A member of the National Assembly in South Korea has called on the country's president to order the assassination of North Korean leader Kim Jong-un.

Ha Tae-keung, member of the centre-right Saenuri party, claimed only death would stop Kim using nuclear weapons.

“Everybody will be happy if Kim Jong-un is removed,” Mr Ha said in an interview with radio station YTN.

"Kim Jong-un is a criminal. Getting rid of a criminal is appropriate and does not violate international laws."

The former human rights activist claimed that the South Korean government had four to five years to kill Kim before he unleashes a nuclear war.

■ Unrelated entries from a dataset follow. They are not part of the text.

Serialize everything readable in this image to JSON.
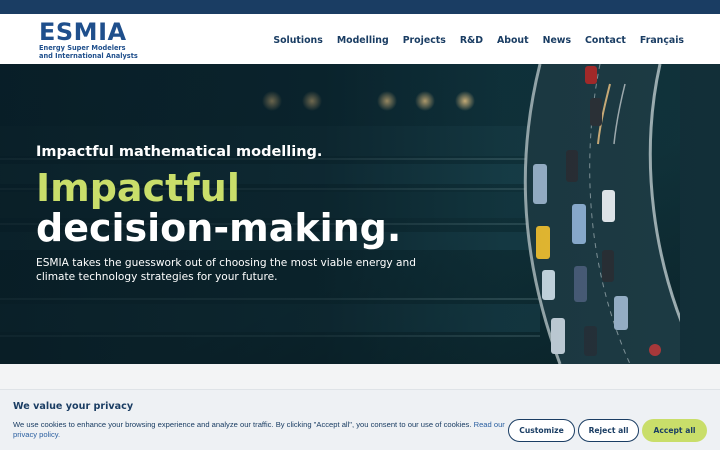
{
  "brand": {
    "name": "ESMIA",
    "subtitle_line1": "Energy Super Modelers",
    "subtitle_line2": "and International Analysts",
    "primary_color": "#1a3d63",
    "accent_color": "#c9de6a"
  },
  "nav": {
    "items": [
      {
        "label": "Solutions"
      },
      {
        "label": "Modelling"
      },
      {
        "label": "Projects"
      },
      {
        "label": "R&D"
      },
      {
        "label": "About"
      },
      {
        "label": "News"
      },
      {
        "label": "Contact"
      },
      {
        "label": "Français"
      }
    ]
  },
  "hero": {
    "kicker": "Impactful mathematical modelling.",
    "headline_accent": "Impactful",
    "headline_main": "decision-making.",
    "description": "ESMIA takes the guesswork out of choosing the most viable energy and climate technology strategies for your future.",
    "background_image": "aerial-highway-night-traffic"
  },
  "cookie_banner": {
    "title": "We value your privacy",
    "text": "We use cookies to enhance your browsing experience and analyze our traffic. By clicking \"Accept all\", you consent to our use of cookies.",
    "link_text": "Read our privacy policy.",
    "customize_label": "Customize",
    "reject_label": "Reject all",
    "accept_label": "Accept all"
  }
}
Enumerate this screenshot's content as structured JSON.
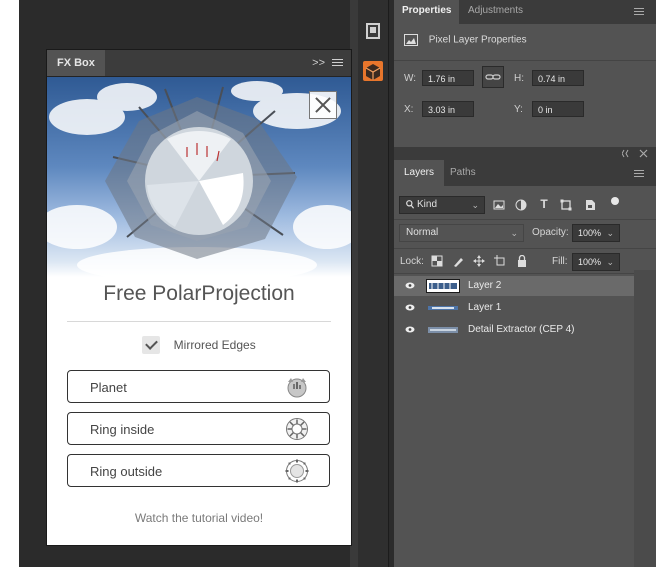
{
  "fx_box": {
    "tab_label": "FX Box",
    "collapse_glyph": ">>",
    "title": "Free PolarProjection",
    "checkbox_label": "Mirrored Edges",
    "buttons": [
      {
        "label": "Planet",
        "icon": "planet-icon"
      },
      {
        "label": "Ring inside",
        "icon": "ring-inside-icon"
      },
      {
        "label": "Ring outside",
        "icon": "ring-outside-icon"
      }
    ],
    "tutorial_link": "Watch the tutorial video!"
  },
  "properties": {
    "tabs": [
      "Properties",
      "Adjustments"
    ],
    "subtitle": "Pixel Layer Properties",
    "fields": {
      "w_label": "W:",
      "w_value": "1.76 in",
      "h_label": "H:",
      "h_value": "0.74 in",
      "x_label": "X:",
      "x_value": "3.03 in",
      "y_label": "Y:",
      "y_value": "0 in"
    }
  },
  "layers": {
    "tabs": [
      "Layers",
      "Paths"
    ],
    "kind_filter": "Kind",
    "blend_mode": "Normal",
    "opacity_label": "Opacity:",
    "opacity_value": "100%",
    "lock_label": "Lock:",
    "fill_label": "Fill:",
    "fill_value": "100%",
    "items": [
      {
        "name": "Layer 2",
        "selected": true
      },
      {
        "name": "Layer 1",
        "selected": false
      },
      {
        "name": "Detail Extractor  (CEP 4)",
        "selected": false
      }
    ]
  },
  "colors": {
    "workspace_bg": "#2b2b2b",
    "panel_bg": "#535353",
    "panel_header": "#3b3b3b",
    "selected_layer": "#6a6a6a",
    "plugin_accent": "#e8762c"
  }
}
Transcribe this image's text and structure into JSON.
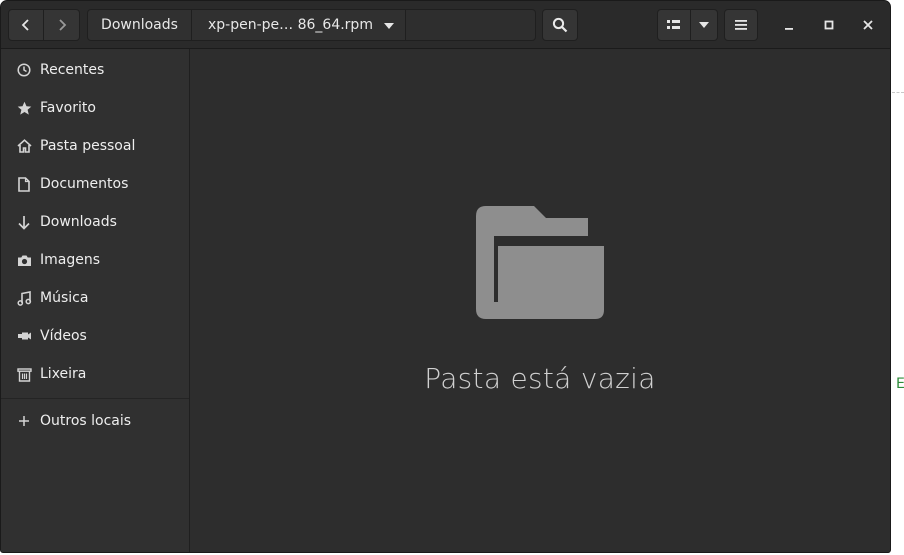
{
  "headerbar": {
    "path": [
      "Downloads",
      "xp-pen-pe… 86_64.rpm"
    ]
  },
  "sidebar": {
    "items": [
      {
        "label": "Recentes",
        "icon": "clock-icon"
      },
      {
        "label": "Favorito",
        "icon": "star-icon"
      },
      {
        "label": "Pasta pessoal",
        "icon": "home-icon"
      },
      {
        "label": "Documentos",
        "icon": "document-icon"
      },
      {
        "label": "Downloads",
        "icon": "download-arrow-icon"
      },
      {
        "label": "Imagens",
        "icon": "camera-icon"
      },
      {
        "label": "Música",
        "icon": "music-note-icon"
      },
      {
        "label": "Vídeos",
        "icon": "video-icon"
      },
      {
        "label": "Lixeira",
        "icon": "trash-icon"
      }
    ],
    "other_locations": {
      "label": "Outros locais",
      "icon": "plus-icon"
    }
  },
  "main": {
    "empty_message": "Pasta está vazia",
    "empty_icon": "folder-icon"
  },
  "background": {
    "partial_letter": "E"
  },
  "colors": {
    "window_bg": "#2d2d2d",
    "sidebar_bg": "#303030",
    "headerbar_bg": "#2a2a2a",
    "folder_icon": "#8e8e8e"
  }
}
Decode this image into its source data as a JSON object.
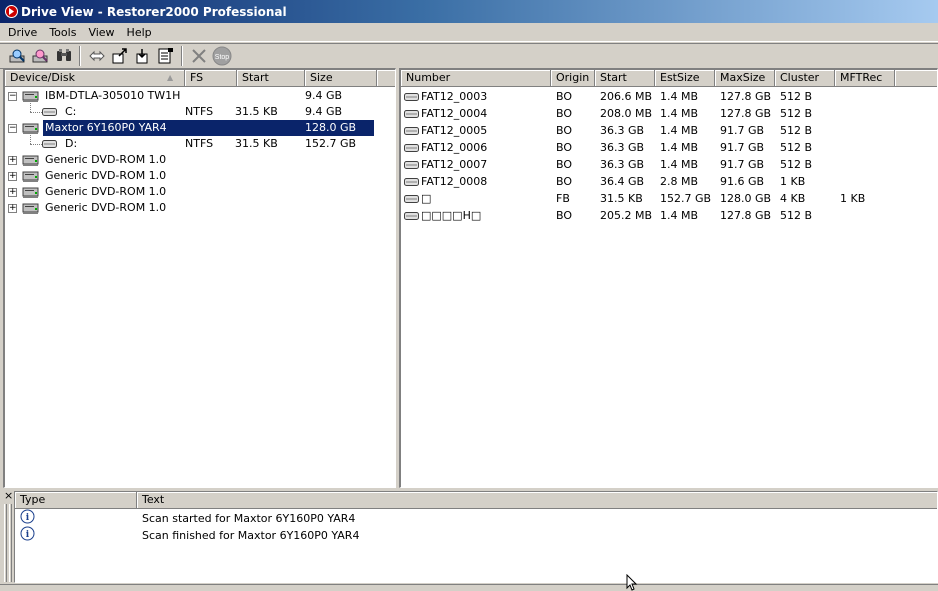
{
  "window": {
    "title": "Drive View - Restorer2000 Professional"
  },
  "menu": [
    "Drive",
    "Tools",
    "View",
    "Help"
  ],
  "toolbar": {
    "buttons": [
      "scan-icon",
      "search-icon",
      "binoculars-icon",
      "compare-icon",
      "export-icon",
      "mount-icon",
      "copy-icon",
      "delete-icon",
      "stop-icon"
    ],
    "stop_label": "Stop"
  },
  "left": {
    "columns": [
      "Device/Disk",
      "FS",
      "Start",
      "Size"
    ],
    "rows": [
      {
        "name": "IBM-DTLA-305010 TW1H",
        "fs": "",
        "start": "",
        "size": "9.4 GB",
        "level": 0,
        "expanded": true,
        "selected": false
      },
      {
        "name": "C:",
        "fs": "NTFS",
        "start": "31.5 KB",
        "size": "9.4 GB",
        "level": 1,
        "selected": false
      },
      {
        "name": "Maxtor 6Y160P0 YAR4",
        "fs": "",
        "start": "",
        "size": "128.0 GB",
        "level": 0,
        "expanded": true,
        "selected": true
      },
      {
        "name": "D:",
        "fs": "NTFS",
        "start": "31.5 KB",
        "size": "152.7 GB",
        "level": 1,
        "selected": false
      },
      {
        "name": "Generic DVD-ROM 1.0",
        "fs": "",
        "start": "",
        "size": "",
        "level": 0,
        "expanded": false,
        "selected": false
      },
      {
        "name": "Generic DVD-ROM 1.0",
        "fs": "",
        "start": "",
        "size": "",
        "level": 0,
        "expanded": false,
        "selected": false
      },
      {
        "name": "Generic DVD-ROM 1.0",
        "fs": "",
        "start": "",
        "size": "",
        "level": 0,
        "expanded": false,
        "selected": false
      },
      {
        "name": "Generic DVD-ROM 1.0",
        "fs": "",
        "start": "",
        "size": "",
        "level": 0,
        "expanded": false,
        "selected": false
      }
    ]
  },
  "right": {
    "columns": [
      "Number",
      "Origin",
      "Start",
      "EstSize",
      "MaxSize",
      "Cluster",
      "MFTRec"
    ],
    "rows": [
      [
        "FAT12_0003",
        "BO",
        "206.6 MB",
        "1.4 MB",
        "127.8 GB",
        "512 B",
        ""
      ],
      [
        "FAT12_0004",
        "BO",
        "208.0 MB",
        "1.4 MB",
        "127.8 GB",
        "512 B",
        ""
      ],
      [
        "FAT12_0005",
        "BO",
        "36.3 GB",
        "1.4 MB",
        "91.7 GB",
        "512 B",
        ""
      ],
      [
        "FAT12_0006",
        "BO",
        "36.3 GB",
        "1.4 MB",
        "91.7 GB",
        "512 B",
        ""
      ],
      [
        "FAT12_0007",
        "BO",
        "36.3 GB",
        "1.4 MB",
        "91.7 GB",
        "512 B",
        ""
      ],
      [
        "FAT12_0008",
        "BO",
        "36.4 GB",
        "2.8 MB",
        "91.6 GB",
        "1 KB",
        ""
      ],
      [
        "□",
        "FB",
        "31.5 KB",
        "152.7 GB",
        "128.0 GB",
        "4 KB",
        "1 KB"
      ],
      [
        "□□□□H□",
        "BO",
        "205.2 MB",
        "1.4 MB",
        "127.8 GB",
        "512 B",
        ""
      ]
    ]
  },
  "log": {
    "close": "×",
    "columns": [
      "Type",
      "Text"
    ],
    "rows": [
      {
        "type": "info-icon",
        "text": "Scan started for Maxtor 6Y160P0 YAR4"
      },
      {
        "type": "info-icon",
        "text": "Scan finished for Maxtor 6Y160P0 YAR4"
      }
    ]
  },
  "colors": {
    "selection": "#0a246a",
    "titlebar": "#0a246a",
    "face": "#d4d0c8"
  }
}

He suggested that South Korean President Park Geun-hye should seek international support to assassinate the supreme leader of North Korea, particularly from the US and Japan.

In the interview, Mr Ha suggested Kim should see a similar fate to former Iraqi President Saddam Hussein, who was ousted from power in 2003 by a US-led invasion before being captured, tried and sentenced to death by an Iraqi court.

The MP’s call for Kim’s murder is rooted in the history of confrontation between the two Koreas.

Former South Korean dictatorial President Park Chung-hee dodged two assassination attempts before he was shot and killed during a 30-men raid in 1979. His successor, President Chun Doo-hwan, swerved death in a Northern bombing plot in 1983 due to traffic congestion but 17 South Koreans, including cabinet ministers, were killed.

On 11 February Kim Jong-un's regime suspended operations at an industrial park where the two countries had previously cooperated.

South Koreans were ordered to leave and had their assets seized. The action was described as "an end to the last lifeline of South and North Korea".